Many people also pawn items at the shops to get some quick cash. It's a lot of goods moving in and out most owners told 7 On Your Side and there are regulations that owners must follow to make sure no one breaks the law.

"It's kind of a gut feeling and we try not to take anything stolen," said Jerry Jones at Westview Pawn.

"The word gets out that you do these things and the bad guys don't come in here," Tommy Cato agreed.

Spartanburg Public Safety has been fighting a brutal battle against shoplifting for years. Lt. Bernard Brewton told 7 On Your Side that in 2012 more than 6000 pieces of property were stolen in the city. More than 2000 were recovered he said and some were found in pawn shops. That means you could be caught up in a crooks handiwork.

"It's a quick transaction. There may be little or no negotiation at all regarding the item will be sold for. You present ID and you're out of there with money," Brewton explained about a pawn transaction.

So 7 On Your Side asked what are officers doing to keep these ripped off items from being set on pawn shop shelves. The answer is quite a lot. Brewton said officers scan through hundreds of pawned items in shops across the city to see if they match up with something reported stolen.

The items officers said are most likely to end up stolen are things you might see or even buy everyday like lawn equipment, electronics and jewelry. A volunteer at the department goes through items and works hard to make sure nothing slips through the cracks.

Officers look for clues that you can also keep an eye out for like an item in its original wrapping, a price tag still on the item from a different store or an item without it's original receipt available.

"I'd say with jewelry, if you've got a Judy Blant and its got the initials SL on there, I'd say it's probably not hers. One time I had a woman come in to pawn a gun and she didn't know a thing about it. She brought in her so called husband who she said owned the gun and I wouldn't take it. Turned out it was stolen," said Jones.

Shop owners check each customer's ID and get contact information and keep a description of the item.

At Morgan Street Pawn, Tommy Cato snaps their picture. It's an extra step he said he takes to help law enforcement.
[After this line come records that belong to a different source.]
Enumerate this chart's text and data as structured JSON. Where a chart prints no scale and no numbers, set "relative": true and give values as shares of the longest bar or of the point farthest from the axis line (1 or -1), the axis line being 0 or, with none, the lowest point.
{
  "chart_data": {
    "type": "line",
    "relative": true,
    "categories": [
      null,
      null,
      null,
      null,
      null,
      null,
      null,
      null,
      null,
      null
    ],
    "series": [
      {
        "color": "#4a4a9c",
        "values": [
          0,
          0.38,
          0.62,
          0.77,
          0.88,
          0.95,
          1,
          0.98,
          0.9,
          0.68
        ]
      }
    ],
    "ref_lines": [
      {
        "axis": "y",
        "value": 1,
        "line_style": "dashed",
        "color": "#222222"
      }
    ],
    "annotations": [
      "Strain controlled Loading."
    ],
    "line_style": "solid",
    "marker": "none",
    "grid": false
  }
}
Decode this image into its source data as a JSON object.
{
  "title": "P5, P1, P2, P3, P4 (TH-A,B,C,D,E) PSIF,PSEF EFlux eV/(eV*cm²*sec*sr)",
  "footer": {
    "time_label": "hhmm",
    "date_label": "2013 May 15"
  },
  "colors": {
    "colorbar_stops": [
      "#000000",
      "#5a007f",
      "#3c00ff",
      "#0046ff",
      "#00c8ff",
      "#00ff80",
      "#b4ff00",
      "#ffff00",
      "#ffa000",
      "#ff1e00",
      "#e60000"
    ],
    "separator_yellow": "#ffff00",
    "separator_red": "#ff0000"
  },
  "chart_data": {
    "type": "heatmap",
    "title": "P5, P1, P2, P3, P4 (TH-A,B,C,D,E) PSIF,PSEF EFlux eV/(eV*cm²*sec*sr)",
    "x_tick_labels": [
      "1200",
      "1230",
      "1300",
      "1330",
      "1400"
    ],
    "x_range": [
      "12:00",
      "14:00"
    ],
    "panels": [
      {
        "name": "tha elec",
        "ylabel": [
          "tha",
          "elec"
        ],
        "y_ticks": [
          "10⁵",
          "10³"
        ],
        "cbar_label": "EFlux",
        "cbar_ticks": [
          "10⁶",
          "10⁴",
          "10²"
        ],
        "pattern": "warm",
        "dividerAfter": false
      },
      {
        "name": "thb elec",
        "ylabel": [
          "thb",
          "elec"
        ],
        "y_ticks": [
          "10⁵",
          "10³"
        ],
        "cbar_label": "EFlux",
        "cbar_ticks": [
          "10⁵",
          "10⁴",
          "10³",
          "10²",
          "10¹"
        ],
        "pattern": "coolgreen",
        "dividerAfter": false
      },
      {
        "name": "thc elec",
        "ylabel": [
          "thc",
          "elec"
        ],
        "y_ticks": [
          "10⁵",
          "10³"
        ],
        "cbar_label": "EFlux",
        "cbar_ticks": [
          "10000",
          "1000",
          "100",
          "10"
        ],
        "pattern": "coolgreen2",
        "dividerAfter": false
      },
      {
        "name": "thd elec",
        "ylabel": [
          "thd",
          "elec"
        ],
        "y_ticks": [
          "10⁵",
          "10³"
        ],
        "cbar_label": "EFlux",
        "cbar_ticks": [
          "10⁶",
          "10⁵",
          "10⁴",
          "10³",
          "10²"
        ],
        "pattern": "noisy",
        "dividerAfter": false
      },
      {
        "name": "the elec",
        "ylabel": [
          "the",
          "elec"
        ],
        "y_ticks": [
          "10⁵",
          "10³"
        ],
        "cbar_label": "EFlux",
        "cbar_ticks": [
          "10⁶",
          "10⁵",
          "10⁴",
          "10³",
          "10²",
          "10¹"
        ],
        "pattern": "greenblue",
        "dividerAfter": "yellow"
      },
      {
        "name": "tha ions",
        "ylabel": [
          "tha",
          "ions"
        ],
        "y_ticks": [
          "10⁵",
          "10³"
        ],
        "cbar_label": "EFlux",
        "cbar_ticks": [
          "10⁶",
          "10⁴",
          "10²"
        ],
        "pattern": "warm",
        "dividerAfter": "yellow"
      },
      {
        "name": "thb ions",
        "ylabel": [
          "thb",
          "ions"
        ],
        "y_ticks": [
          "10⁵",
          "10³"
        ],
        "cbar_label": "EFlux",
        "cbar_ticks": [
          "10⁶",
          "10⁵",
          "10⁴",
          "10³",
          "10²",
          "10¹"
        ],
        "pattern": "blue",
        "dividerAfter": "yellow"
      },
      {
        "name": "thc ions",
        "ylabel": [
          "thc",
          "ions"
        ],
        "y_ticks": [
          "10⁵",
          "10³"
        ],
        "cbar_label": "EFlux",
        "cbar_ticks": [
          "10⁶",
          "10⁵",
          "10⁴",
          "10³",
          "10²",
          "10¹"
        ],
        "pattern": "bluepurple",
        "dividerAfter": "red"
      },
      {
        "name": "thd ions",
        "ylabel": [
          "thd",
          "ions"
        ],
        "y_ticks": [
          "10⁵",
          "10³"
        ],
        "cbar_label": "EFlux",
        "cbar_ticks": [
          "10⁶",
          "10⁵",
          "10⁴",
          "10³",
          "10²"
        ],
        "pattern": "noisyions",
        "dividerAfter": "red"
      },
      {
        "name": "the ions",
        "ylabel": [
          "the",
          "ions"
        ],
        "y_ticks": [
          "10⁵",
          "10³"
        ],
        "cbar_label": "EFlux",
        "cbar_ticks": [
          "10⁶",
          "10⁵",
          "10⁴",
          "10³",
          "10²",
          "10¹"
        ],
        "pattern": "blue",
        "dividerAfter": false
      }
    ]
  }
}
"We ask a lot of questions and when we buy things we have to hold them 7 days and turn it into the police department and that gives them time if something is stolen, for it to be reported," said Cato.

7 On Your Side checked to see what would happen if you purchased something that was in a pawn shop, and was stolen. Investigators said if you had no knowledge it was nabbed, you're in the clear. If you bought something you knew was lifted, than you'll be charged with receiving stolen goods officers explained.

To keep you safe investigators go door to door asking shops to sign on to "Leads Online". It's a website where shop owners enter information about items in their store and the people who pawned them. Police can search that database for an item that's been reported stolen.

"It's business friendly and law enforcement friendly and it costs nothing for the business to register with that service," said Brewton.

Shop owner Jerry Jones said it isn't good business to buy stolen goods

"It's expensive if you take stolen stuff and you lose money you put in so it's not right that way and it's the wrong thing to do anyway.

Many customers said they had no problem tolerating the extra checkpoints to guarantee a clean checkout and get a great deal.